Matt Quain poses for a portrait at his home on Wednesday, Oct. 26, 2011, a few days after he was attacked, apparently part of the "knockout game." Photo by Johnny Andrews, [email protected]
March 04, 2012 10:15 am • BY TODD C. FRANKEL

ST. LOUIS • The police captain couldn't believe it. He had the Knockout King in his office.

It was September 2011, and police were struggling to get a handle on a series of vicious knockout assaults in south St. Louis. Groups of teens were cold-cocking older pedestrians at random. One was dead, several injured. Residents were alarmed, police baffled. It didn't make sense, such a cruel and cowardly crime.

Now, sitting in Capt. Jerry Leyshock's office was an important key to the mystery: the Knockout King. That was the teen's nickname, said the four other young men also swept up that night by police after yet another assault. They sat inside South Patrol headquarters. And the ringleader, they said, happened to be right over there.

Leyshock took stock of the young man in his office.

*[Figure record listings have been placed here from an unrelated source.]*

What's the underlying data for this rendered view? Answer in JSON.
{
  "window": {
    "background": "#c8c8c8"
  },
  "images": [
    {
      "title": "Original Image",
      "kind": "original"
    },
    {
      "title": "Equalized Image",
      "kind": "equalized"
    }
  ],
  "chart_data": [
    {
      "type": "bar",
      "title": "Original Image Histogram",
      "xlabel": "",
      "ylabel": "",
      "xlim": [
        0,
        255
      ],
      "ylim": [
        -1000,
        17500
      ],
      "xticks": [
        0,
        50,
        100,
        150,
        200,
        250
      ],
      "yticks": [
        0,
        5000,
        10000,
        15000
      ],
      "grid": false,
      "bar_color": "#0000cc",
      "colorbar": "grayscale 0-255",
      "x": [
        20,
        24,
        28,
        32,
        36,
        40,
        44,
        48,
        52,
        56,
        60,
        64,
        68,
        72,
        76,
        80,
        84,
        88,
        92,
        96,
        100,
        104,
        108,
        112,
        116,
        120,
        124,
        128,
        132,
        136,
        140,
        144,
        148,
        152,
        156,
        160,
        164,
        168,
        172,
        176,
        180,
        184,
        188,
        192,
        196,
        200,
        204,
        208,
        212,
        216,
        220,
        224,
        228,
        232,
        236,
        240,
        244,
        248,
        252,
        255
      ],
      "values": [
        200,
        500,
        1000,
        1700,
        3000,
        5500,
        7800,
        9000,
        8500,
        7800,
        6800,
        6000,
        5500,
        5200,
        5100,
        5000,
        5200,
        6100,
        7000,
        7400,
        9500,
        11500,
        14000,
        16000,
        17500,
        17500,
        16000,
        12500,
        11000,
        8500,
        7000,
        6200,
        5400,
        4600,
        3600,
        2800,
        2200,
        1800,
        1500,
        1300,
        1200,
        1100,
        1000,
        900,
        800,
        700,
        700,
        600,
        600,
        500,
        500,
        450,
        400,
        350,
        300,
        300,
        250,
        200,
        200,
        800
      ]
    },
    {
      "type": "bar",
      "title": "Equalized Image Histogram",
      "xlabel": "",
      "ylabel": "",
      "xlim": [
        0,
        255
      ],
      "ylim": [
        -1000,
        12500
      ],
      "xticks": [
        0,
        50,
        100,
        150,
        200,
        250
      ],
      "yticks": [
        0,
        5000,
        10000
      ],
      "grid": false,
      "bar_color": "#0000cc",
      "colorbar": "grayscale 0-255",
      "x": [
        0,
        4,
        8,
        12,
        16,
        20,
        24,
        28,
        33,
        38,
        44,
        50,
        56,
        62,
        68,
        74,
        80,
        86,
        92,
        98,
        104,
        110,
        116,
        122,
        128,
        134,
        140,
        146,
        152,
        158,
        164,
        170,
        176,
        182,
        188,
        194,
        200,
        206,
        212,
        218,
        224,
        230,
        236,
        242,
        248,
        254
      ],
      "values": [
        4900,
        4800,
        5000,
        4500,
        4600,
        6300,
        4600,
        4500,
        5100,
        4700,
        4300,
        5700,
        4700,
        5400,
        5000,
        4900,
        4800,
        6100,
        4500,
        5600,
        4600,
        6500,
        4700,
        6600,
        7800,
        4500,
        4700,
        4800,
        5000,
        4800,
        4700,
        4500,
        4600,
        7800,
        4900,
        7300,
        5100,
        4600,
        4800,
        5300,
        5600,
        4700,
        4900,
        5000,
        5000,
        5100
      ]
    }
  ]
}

The kid looked 17 or 18. He was stocky, his hair cut in short dreadlocks. He wore a hooded sweatshirt. The captain, who coached youth boxing, thought he recognized the teen as a boxer from the Cherokee Recreation Center. The teen, for now, revealed little. Then he mentioned he was 16, a juvenile. Too young to talk with police alone. The interview was over.
///snip///
 
A younger friend of mine was knocked out in exactly this fashion while passing a group of teens in my downtown area. He regained consciousness minus his iphone and with loose teeth. Not good. I'm with deltaboy regarding high alert mode.

Doesn't mean I'm going to be obvious about it, but if I can't just reroute around, my hands will be free and I'll be paying very close attention.